L’avenir, je l’imagine bien. Malgré le gel, le commerce marche bien et nos clients viennent de partout, de France mais aussi de l’étranger. Hier le Muscadet souffrait d’une mauvaise image mais cela a changé. Les clients sont aussi demandeurs de Gros Plant. J’ai d’ailleurs prévu d’en replanter. J’ai aussi pour projet de développer le commerce et la gamme et celui de rénover la cave l’année prochaine. Mon épouse travaille à mes côtés à mi-temps, cela lui permettra d’avoir un bureau et de faire l’accueil en cave avec une salle de réception. Le but à l’avenir est d’accueillir des cars. »

Épargné par le gel en avril dernier, Claude David s’attend à une très belle récolte cette année.
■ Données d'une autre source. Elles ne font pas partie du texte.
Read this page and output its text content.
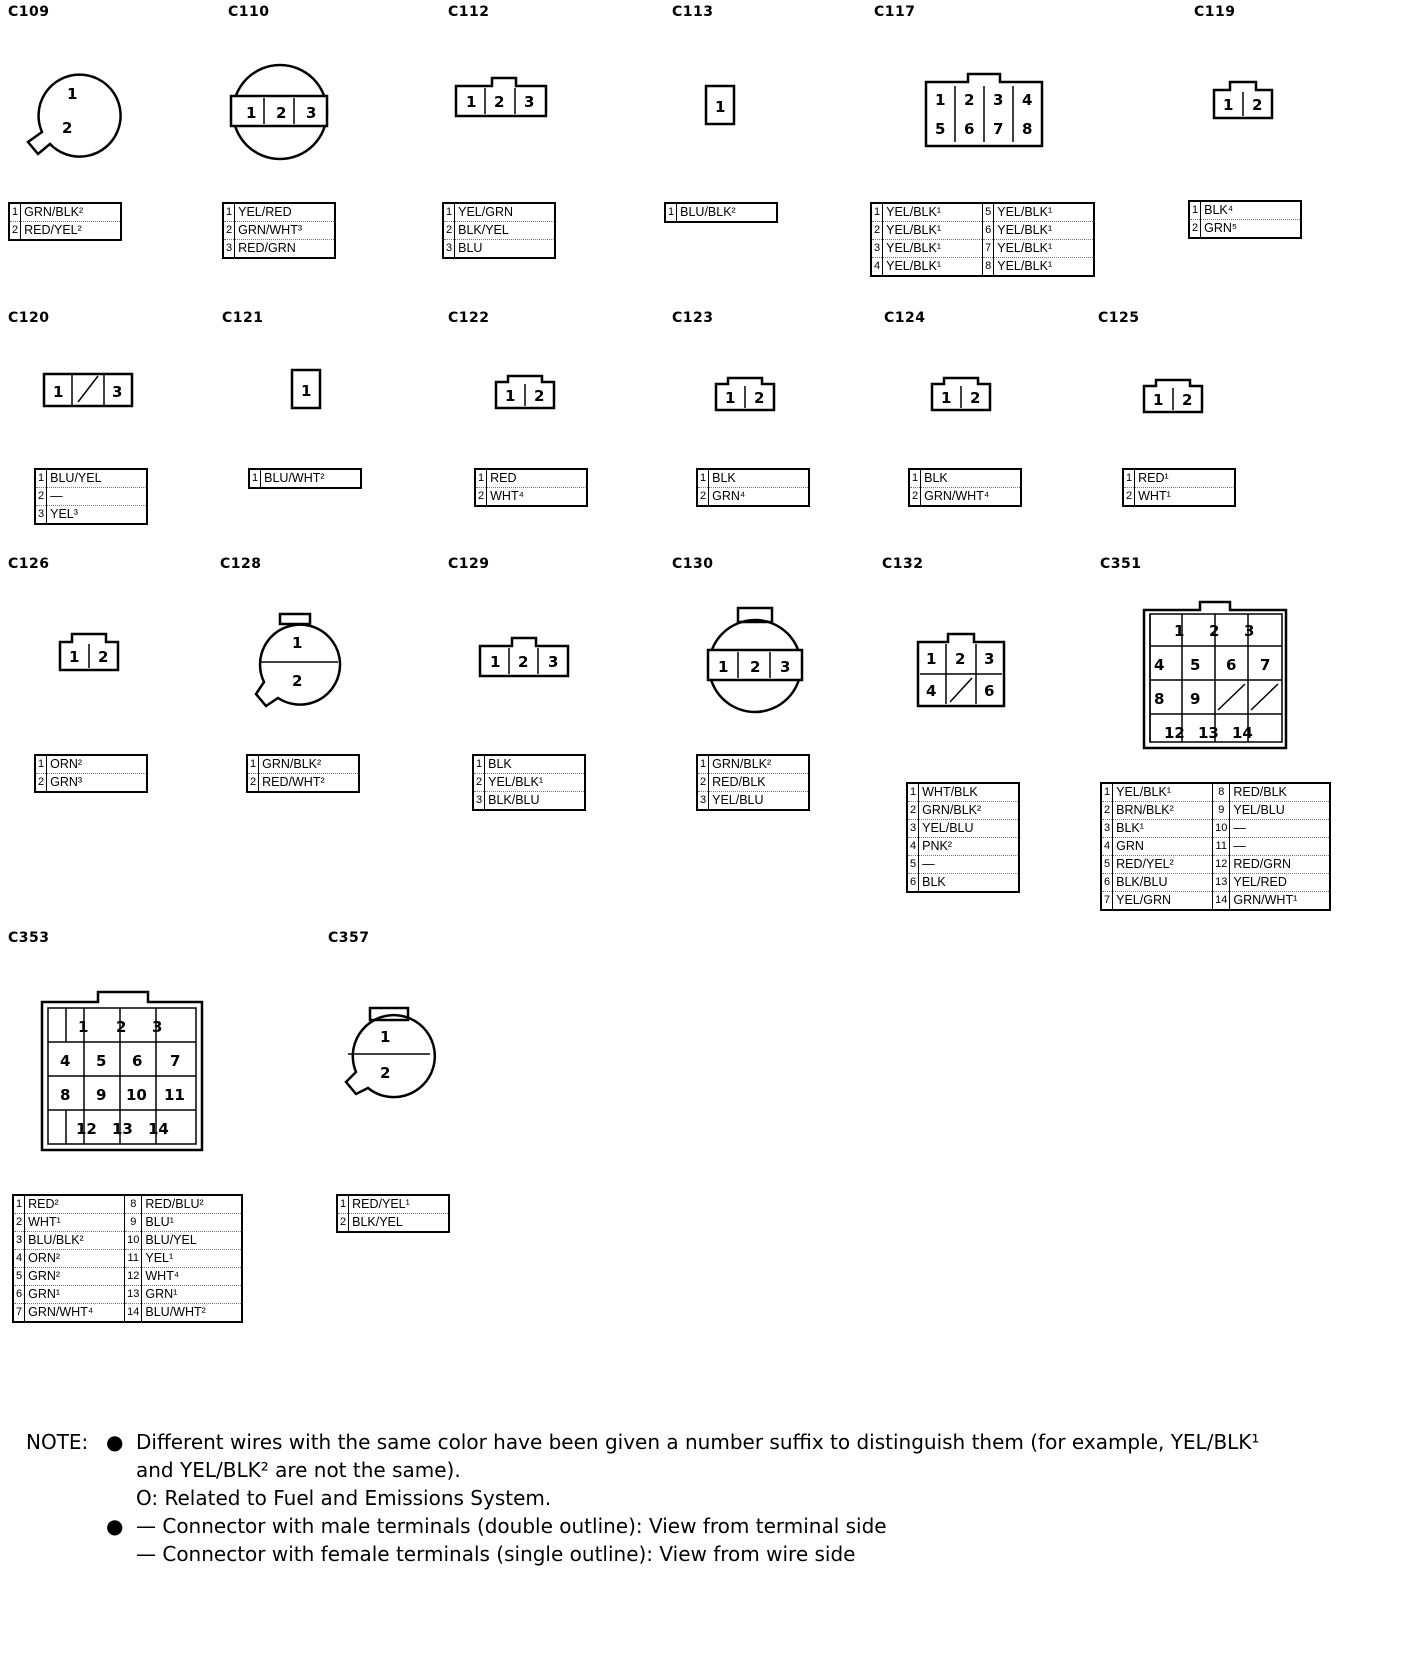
C109
1
2
1	GRN/BLK²
2	RED/YEL²
C110
1 2 3
1	YEL/RED
2	GRN/WHT³
3	RED/GRN
C112
1 2 3
1	YEL/GRN
2	BLK/YEL
3	BLU
C113
1
1	BLU/BLK²
C117
1 2 3 4
5 6 7 8
1	YEL/BLK¹	5	YEL/BLK¹
2	YEL/BLK¹	6	YEL/BLK¹
3	YEL/BLK¹	7	YEL/BLK¹
4	YEL/BLK¹	8	YEL/BLK¹
C119
1 2
1	BLK⁴
2	GRN⁵
C120
1	3
1	BLU/YEL
2	—
3	YEL³
C121
1
1	BLU/WHT²
C122
1 2
1	RED
2	WHT⁴
C123
1 2
1	BLK
2	GRN⁴
C124
1 2
1	BLK
2	GRN/WHT⁴
C125
1 2
1	RED¹
2	WHT¹
C126
1 2
1	ORN²
2	GRN³
C128
1
2
1	GRN/BLK²
2	RED/WHT²
C129
1 2 3
1	BLK
2	YEL/BLK¹
3	BLK/BLU
C130
1 2 3
1	GRN/BLK²
2	RED/BLK
3	YEL/BLU
C132
1 2 3
4	6
1	WHT/BLK
2	GRN/BLK²
3	YEL/BLU
4	PNK²
5	—
6	BLK
C351
1 2 3
4 5 6 7
8 9
12 13 14
1	YEL/BLK¹	8	RED/BLK
2	BRN/BLK²	9	YEL/BLU
3	BLK¹	10	—
4	GRN	11	—
5	RED/YEL²	12	RED/GRN
6	BLK/BLU	13	YEL/RED
7	YEL/GRN	14	GRN/WHT¹
C353
1 2 3
4 5 6 7
8 9 10 11
12 13 14
1	RED²	8	RED/BLU²
2	WHT¹	9	BLU¹
3	BLU/BLK²	10	BLU/YEL
4	ORN²	11	YEL¹
5	GRN²	12	WHT⁴
6	GRN¹	13	GRN¹
7	GRN/WHT⁴	14	BLU/WHT²
C357
1
2
1	RED/YEL¹
2	BLK/YEL
NOTE: ● Different wires with the same color have been given a number suffix to distinguish them (for example, YEL/BLK¹
and YEL/BLK² are not the same).
O: Related to Fuel and Emissions System.
● — Connector with male terminals (double outline): View from terminal side
— Connector with female terminals (single outline): View from wire side
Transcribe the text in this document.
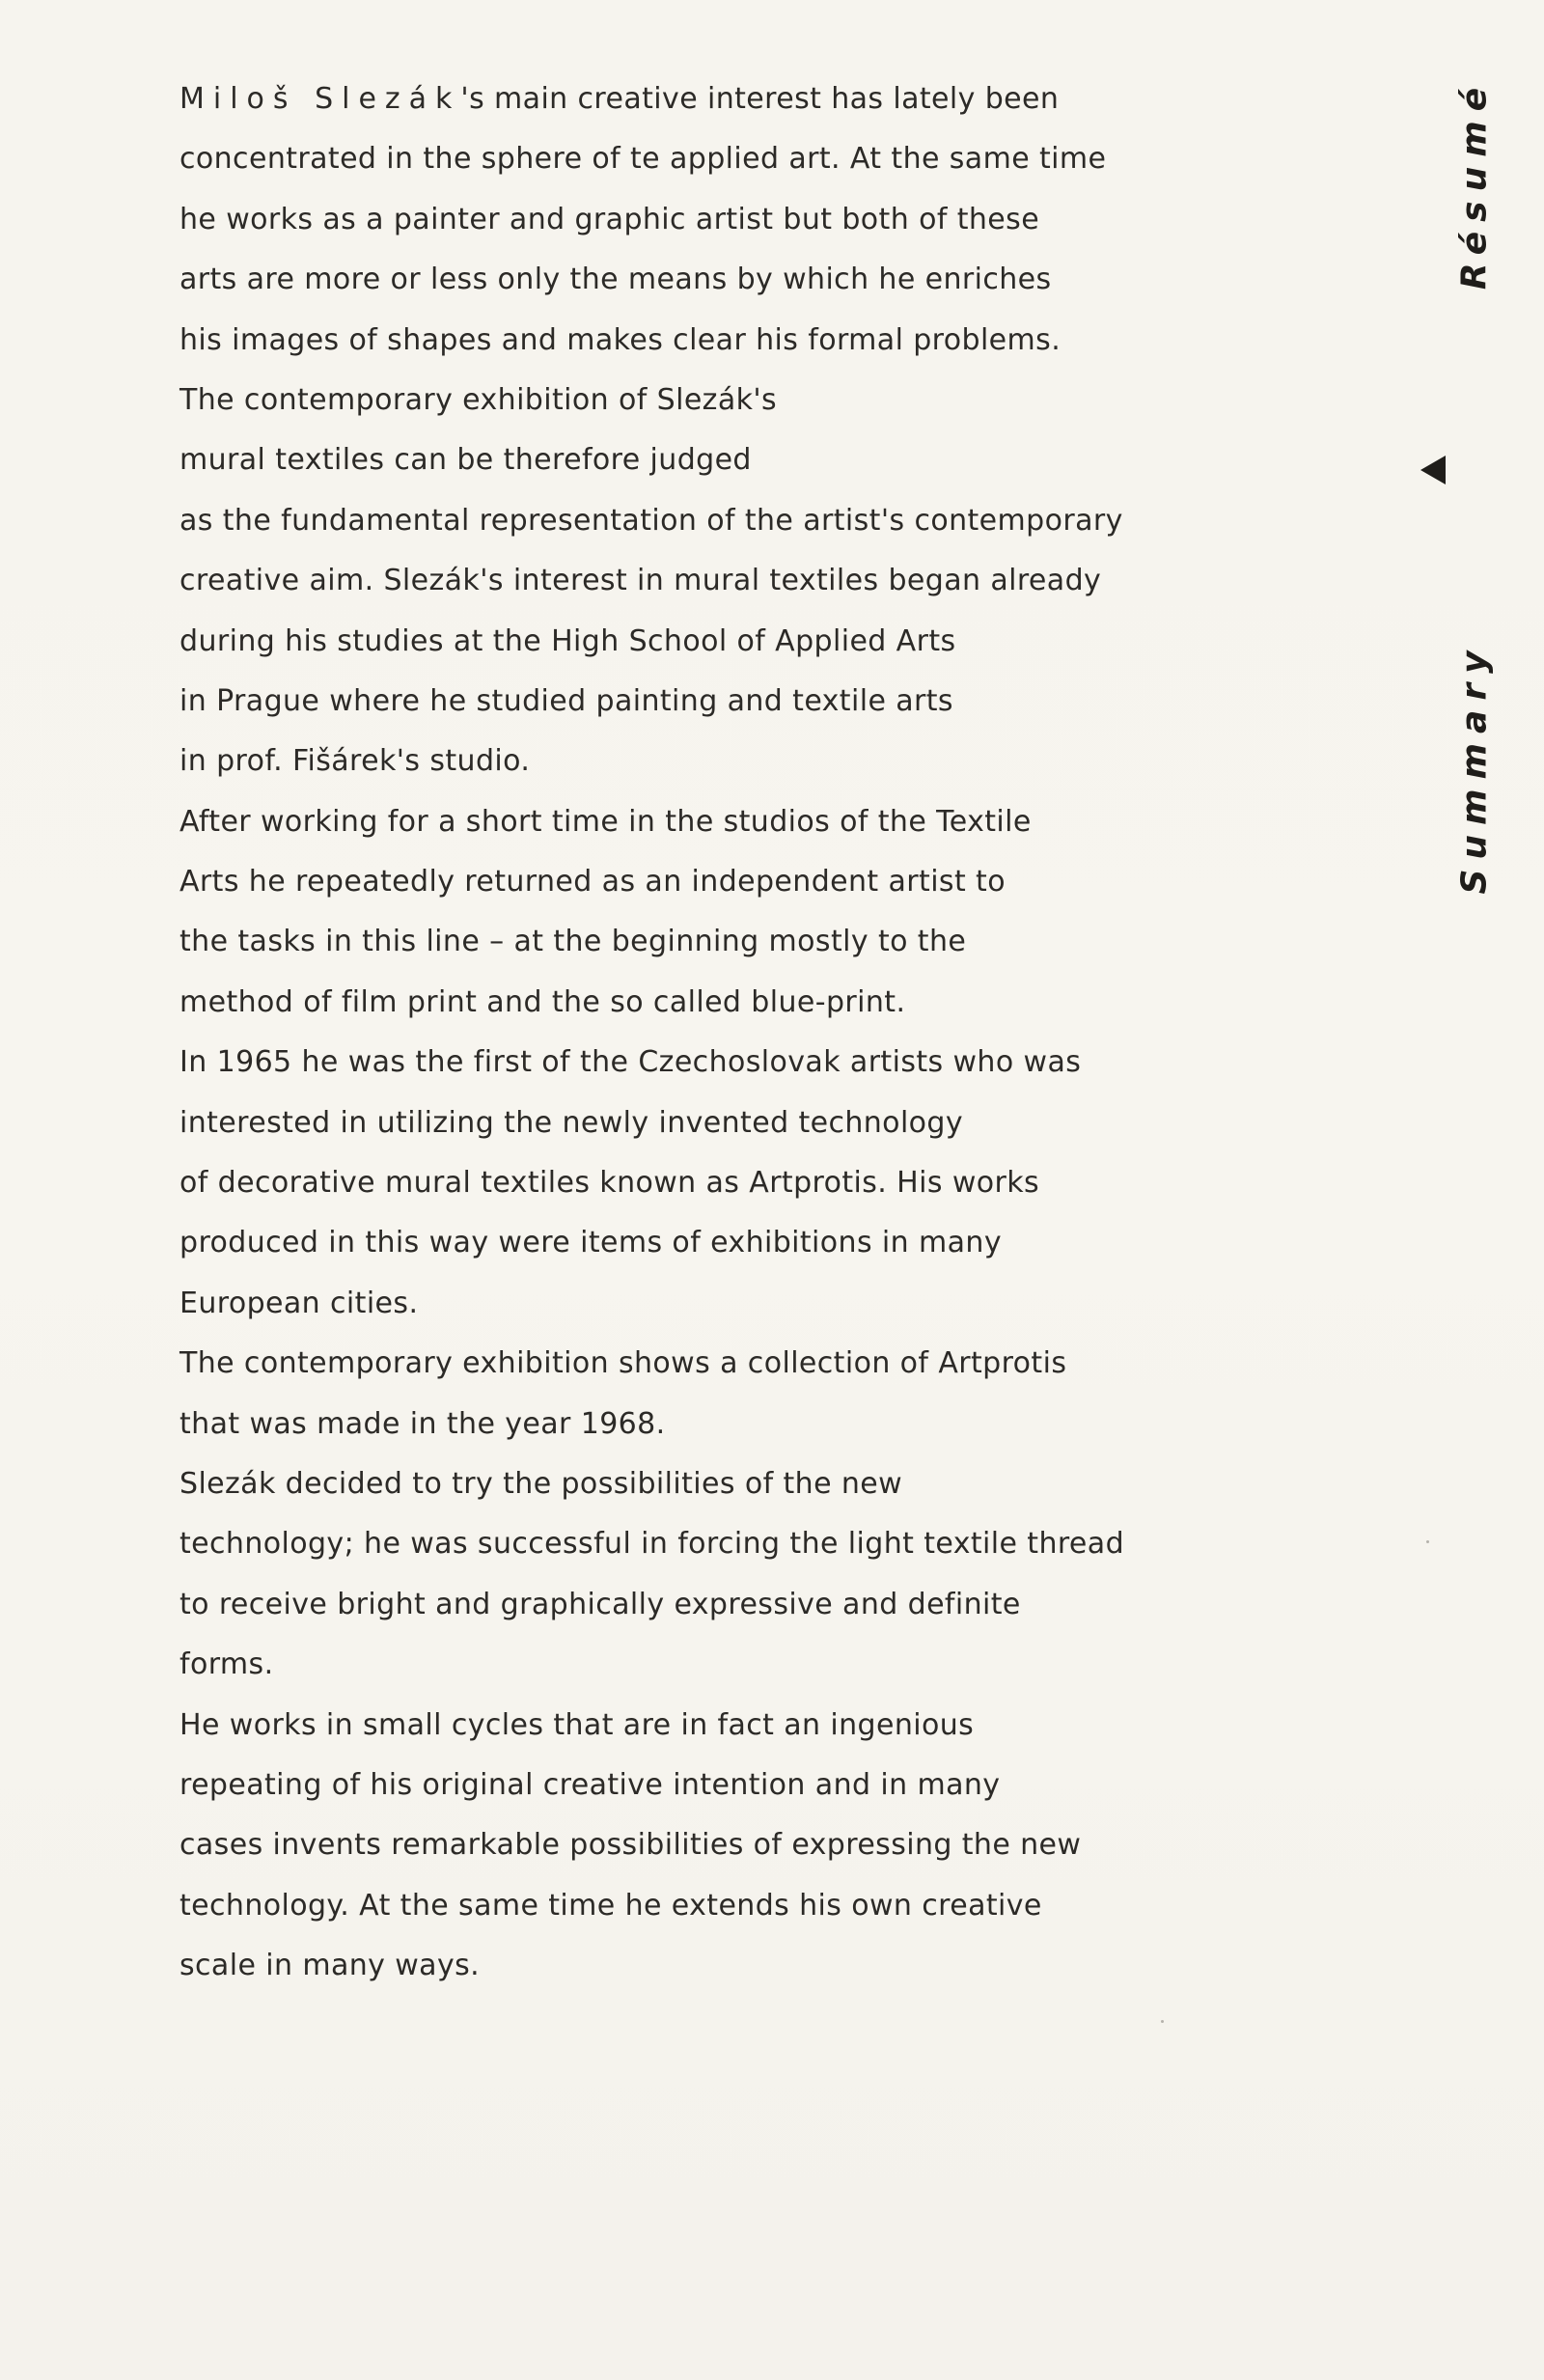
Miloš Slezák's main creative interest has lately been
concentrated in the sphere of te applied art. At the same time
he works as a painter and graphic artist but both of these
arts are more or less only the means by which he enriches
his images of shapes and makes clear his formal problems.
The contemporary exhibition of Slezák's
mural textiles can be therefore judged
as the fundamental representation of the artist's contemporary
creative aim. Slezák's interest in mural textiles began already
during his studies at the High School of Applied Arts
in Prague where he studied painting and textile arts
in prof. Fišárek's studio.
After working for a short time in the studios of the Textile
Arts he repeatedly returned as an independent artist to
the tasks in this line – at the beginning mostly to the
method of film print and the so called blue-print.
In 1965 he was the first of the Czechoslovak artists who was
interested in utilizing the newly invented technology
of decorative mural textiles known as Artprotis. His works
produced in this way were items of exhibitions in many
European cities.
The contemporary exhibition shows a collection of Artprotis
that was made in the year 1968.
Slezák decided to try the possibilities of the new
technology; he was successful in forcing the light textile thread
to receive bright and graphically expressive and definite
forms.
He works in small cycles that are in fact an ingenious
repeating of his original creative intention and in many
cases invents remarkable possibilities of expressing the new
technology. At the same time he extends his own creative
scale in many ways.
Résumé
Summary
Claude David, 63 ans, vigneron à La Varenne
« Le Domaine de Gaigné est un Domaine familial. Il a été créé par mon grand-père à la fin des années 50. Mon père et mon oncle ont pris la suite puis je me suis installé. D’abord avec mon père en 1983 puis avec mon cousin. Nous étions en Gaec avec une partie agricole (vaches allaitantes et laitières) mais mon cousin a tout arrêté en 2008. J’ai alors continué seul, uniquement la partie viticole, le reste ayant été repris par une jeune agricultrice. J’ai aujourd’hui 15 hectares de vignes en Muscadet, Gros Plant, Pinot Gris pour le Malvoisie ou encore Cabernet franc pour les appellations d’Anjou. Je fais principalement de la vente directe mais je vends aussi une partie au négoce.
J’ai commencé à préparer ma retraite à 58 ans. A l’époque j’avais été contacté par la chambre d’agriculture du Maine-et-Loire mais cela n’a rien donné. C’est le bouche à oreille qui a fonctionné. Ma sœur a passé une annonce sur Leboncoin, ça a fait bouger les agences immobilières mais cela n’a rien donné. J’ai bien été contacté par des collègues qui souhaitait reprendre une partie des vignes mais je tenais à vendre l’ensemble du Domaine. Finalement, c’est le commercial d’un fournisseur de matériel viticole qui a parlé de moi à des vignerons de Saint-Julien de Concelles. C’était fin 2016. Le couple cherchait un Domaine pour installer ses enfants, il m’a appelé dans la journée et nous nous sommes vus quelques jours plus tard. Quinze jours après nous allions plus loin dans la discussion et nous avons trouvé un accord pour les vignes, les murs, le matériel et l’ancienne maison de mon père. Les deux fils de 20 et 25 ans vont s’y installer. D’abord le plus jeune qui habitera sur place, puis l’aîné à partir de septembre 2018. Quant à moi, je serai officiellement en retraite au 31 décembre 2017. Je m’étais de toute façon mis comme objectif d’arrêter après ces vendanges.
Je n’ai pas gelé cette année, ni l’année dernière. Il y a une belle récolte à faire. C’est d’ailleurs un élément qui a compté dans la reprise. Il y a un an, je n’aurais pas cru finir comme ça. C’’est le paradis ! Comme quoi, lorsque l’on veut vendre, il ne faut pas se démoraliser et y croire jusqu’au bout. Mais il est important d’entamer les démarches bien en amont et d’avoir une exploitation qui tient la route économiquement.
Après les vendanges, je resterai ici pour vendre le vin et assurer les commandes. En décembre, je présenterai la succession lors des portes ouvertes. Mais je ne parlerai pas de retraite. Pour certains, la retraite signifie un arrêt, ce n’est pas le cas. C’est une poursuite d’activité. Le Domaine de Gaigné continue. »

En décembre prochain, Claude David présentera ses successeurs lors des journées portes ouvertes au Domaine de Gaigné.